Twenty-four members of the criminal group have been arrested in different Spanish cities by the Spanish National Police. The ring leader was found living in Helsinki (Finland), were she was arrested by the Helsinki Police, thanks to effective international cooperation. In total, four house searches were carried out in various cities in Spain, and one in Helsinki, resulting in the seizure of important documentation, IT equipment and numerous smartphones.

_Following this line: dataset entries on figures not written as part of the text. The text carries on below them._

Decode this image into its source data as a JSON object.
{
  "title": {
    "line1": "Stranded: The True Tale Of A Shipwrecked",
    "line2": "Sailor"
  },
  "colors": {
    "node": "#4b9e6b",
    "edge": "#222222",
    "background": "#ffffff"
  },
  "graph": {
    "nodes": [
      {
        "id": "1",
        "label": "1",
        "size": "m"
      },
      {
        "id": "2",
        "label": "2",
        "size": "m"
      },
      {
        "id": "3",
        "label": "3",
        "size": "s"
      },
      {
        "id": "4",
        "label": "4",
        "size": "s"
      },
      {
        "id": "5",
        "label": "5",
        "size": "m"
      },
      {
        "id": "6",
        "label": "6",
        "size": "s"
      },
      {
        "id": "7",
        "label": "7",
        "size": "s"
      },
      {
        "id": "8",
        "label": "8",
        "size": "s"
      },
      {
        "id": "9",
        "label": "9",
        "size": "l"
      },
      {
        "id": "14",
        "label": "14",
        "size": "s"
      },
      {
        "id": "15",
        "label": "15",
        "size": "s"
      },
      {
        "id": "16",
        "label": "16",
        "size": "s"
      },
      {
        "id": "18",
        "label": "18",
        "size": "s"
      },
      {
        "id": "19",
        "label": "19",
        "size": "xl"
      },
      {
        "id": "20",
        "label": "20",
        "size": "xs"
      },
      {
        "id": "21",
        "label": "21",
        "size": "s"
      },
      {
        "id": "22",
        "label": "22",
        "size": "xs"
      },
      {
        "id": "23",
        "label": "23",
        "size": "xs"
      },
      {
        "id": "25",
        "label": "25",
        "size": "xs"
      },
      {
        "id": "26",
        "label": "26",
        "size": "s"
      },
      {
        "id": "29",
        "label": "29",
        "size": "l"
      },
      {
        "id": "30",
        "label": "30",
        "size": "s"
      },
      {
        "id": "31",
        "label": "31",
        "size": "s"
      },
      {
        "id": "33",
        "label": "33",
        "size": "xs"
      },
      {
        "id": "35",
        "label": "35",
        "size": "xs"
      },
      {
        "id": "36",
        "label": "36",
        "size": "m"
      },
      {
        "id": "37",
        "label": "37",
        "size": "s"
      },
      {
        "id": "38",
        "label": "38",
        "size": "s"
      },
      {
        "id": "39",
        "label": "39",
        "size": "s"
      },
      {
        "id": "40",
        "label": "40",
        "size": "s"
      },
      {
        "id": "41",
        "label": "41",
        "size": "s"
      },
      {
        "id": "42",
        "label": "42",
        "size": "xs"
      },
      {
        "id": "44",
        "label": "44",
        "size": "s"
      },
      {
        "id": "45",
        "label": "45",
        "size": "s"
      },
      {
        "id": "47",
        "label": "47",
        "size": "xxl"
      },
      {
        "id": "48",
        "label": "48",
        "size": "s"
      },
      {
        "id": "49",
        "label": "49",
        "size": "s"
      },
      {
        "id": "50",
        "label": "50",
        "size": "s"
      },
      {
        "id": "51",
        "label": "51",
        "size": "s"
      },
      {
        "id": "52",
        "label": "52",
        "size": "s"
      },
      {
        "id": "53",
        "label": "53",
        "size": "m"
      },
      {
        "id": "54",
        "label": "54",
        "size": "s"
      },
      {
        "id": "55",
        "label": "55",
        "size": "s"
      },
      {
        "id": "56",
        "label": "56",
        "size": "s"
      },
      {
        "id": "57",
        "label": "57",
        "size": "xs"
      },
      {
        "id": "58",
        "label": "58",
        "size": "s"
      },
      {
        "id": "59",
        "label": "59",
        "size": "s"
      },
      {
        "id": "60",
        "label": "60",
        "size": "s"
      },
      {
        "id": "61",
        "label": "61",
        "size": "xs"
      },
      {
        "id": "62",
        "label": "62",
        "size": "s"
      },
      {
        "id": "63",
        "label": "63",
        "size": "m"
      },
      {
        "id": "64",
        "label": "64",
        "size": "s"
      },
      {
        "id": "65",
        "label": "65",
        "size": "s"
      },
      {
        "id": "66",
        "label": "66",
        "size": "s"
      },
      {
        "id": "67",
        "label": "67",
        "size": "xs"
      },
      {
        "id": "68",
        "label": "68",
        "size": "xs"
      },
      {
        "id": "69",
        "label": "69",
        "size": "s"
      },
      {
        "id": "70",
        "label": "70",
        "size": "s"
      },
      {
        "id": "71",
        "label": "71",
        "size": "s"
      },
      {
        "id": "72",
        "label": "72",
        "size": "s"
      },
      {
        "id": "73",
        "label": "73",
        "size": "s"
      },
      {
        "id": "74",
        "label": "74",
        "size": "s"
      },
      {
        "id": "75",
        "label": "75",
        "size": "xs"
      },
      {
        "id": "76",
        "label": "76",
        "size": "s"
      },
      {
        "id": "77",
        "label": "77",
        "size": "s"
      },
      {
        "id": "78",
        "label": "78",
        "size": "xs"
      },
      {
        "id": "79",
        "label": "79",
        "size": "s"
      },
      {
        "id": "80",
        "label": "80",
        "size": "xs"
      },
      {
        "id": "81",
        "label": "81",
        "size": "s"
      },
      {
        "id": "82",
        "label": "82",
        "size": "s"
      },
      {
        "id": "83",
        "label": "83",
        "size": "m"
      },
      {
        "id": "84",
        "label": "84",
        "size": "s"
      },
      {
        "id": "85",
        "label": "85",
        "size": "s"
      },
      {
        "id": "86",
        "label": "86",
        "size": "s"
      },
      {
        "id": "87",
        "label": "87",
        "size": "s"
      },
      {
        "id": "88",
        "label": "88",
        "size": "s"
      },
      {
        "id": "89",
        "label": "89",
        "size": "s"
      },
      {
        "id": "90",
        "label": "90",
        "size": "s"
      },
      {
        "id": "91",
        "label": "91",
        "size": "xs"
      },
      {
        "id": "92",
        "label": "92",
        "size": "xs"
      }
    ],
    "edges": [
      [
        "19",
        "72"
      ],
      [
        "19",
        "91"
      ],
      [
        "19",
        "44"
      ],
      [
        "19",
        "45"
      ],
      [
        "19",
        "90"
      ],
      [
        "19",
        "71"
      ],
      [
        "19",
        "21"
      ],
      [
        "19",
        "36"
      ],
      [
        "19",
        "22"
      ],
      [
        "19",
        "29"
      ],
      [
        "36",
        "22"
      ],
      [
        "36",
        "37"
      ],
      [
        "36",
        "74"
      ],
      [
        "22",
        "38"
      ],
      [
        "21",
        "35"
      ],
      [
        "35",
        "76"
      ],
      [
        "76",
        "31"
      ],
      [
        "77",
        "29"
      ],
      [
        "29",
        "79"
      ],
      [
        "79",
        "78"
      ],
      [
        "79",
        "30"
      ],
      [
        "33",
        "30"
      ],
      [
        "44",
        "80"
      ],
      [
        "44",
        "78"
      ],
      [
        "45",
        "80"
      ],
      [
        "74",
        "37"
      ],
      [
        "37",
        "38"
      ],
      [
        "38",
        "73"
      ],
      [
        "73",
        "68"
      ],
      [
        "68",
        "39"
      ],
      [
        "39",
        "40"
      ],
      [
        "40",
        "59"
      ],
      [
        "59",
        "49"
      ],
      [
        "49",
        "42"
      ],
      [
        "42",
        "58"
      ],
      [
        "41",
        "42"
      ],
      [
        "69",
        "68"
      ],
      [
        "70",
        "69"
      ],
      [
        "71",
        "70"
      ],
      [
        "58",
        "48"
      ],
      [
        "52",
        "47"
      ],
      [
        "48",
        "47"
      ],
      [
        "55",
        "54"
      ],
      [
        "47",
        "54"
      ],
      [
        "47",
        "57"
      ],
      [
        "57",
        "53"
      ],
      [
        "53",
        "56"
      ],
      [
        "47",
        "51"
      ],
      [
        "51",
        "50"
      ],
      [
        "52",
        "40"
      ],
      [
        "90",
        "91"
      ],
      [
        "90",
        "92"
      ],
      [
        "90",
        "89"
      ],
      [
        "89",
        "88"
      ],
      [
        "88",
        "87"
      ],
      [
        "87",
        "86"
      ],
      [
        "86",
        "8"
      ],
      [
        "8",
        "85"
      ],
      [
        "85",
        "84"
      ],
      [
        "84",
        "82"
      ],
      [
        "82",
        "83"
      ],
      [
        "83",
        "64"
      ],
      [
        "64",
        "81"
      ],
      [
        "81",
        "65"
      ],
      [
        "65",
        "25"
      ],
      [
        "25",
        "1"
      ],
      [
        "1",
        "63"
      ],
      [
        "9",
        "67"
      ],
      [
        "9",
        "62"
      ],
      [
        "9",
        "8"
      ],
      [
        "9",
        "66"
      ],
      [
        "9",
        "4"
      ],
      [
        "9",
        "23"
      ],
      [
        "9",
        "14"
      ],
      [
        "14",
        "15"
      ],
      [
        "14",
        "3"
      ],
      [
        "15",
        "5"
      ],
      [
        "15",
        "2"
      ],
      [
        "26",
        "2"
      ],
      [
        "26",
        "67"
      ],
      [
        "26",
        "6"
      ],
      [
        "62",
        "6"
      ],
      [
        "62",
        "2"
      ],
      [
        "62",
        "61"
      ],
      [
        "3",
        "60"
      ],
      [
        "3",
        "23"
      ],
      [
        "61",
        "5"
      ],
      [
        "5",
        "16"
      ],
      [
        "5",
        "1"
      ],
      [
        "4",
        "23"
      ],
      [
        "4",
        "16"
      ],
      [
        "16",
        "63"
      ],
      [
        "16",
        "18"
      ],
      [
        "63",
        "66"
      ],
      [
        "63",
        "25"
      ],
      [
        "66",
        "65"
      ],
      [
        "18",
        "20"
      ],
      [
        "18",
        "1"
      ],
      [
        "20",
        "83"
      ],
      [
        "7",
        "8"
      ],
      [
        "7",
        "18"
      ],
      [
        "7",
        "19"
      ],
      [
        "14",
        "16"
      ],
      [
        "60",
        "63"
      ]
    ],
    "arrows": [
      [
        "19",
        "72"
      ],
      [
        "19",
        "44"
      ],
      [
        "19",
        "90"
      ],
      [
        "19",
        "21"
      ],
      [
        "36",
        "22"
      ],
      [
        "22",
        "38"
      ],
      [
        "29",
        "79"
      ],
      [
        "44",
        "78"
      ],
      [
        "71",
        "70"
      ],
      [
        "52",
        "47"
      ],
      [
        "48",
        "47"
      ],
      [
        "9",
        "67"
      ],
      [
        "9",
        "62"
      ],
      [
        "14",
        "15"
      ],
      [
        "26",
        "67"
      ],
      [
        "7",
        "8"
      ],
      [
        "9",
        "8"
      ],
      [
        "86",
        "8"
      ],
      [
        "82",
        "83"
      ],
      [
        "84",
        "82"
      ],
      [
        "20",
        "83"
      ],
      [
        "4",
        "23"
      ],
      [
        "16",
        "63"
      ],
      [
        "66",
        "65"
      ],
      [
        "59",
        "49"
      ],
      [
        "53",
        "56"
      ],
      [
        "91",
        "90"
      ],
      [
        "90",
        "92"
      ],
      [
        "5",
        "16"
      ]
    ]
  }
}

The investigation began when the Asylum and Refugee Office of Madrid launched an alert that two young Nigerian women could be victims of human trafficking and sexual exploitation. Investigations revealed the existence of an organised crime group operating in Spain that had a big infrastructure in Nigeria, as well as links in Niger, Libya and Italy. This allowed the network to control the whole trafficking process, from recruiting the victims in Nigeria, to smuggling them via Niger and Libya to Italy, and from Italy to Spain, where they were forced into prostitution. The victims were instructed to request international protection and asylum in Spain, so that they could work for the criminal organisation without problems in the event of being identified by the police. The group also provided the victims with fraudulent documents to request asylum.
Europol supported the investigations by facilitating information exchange and providing analytical support. On the action day, two Europol analysts were deployed to Spain for on-the-spot support including real-time data exchange and cross-checks against Europol databases.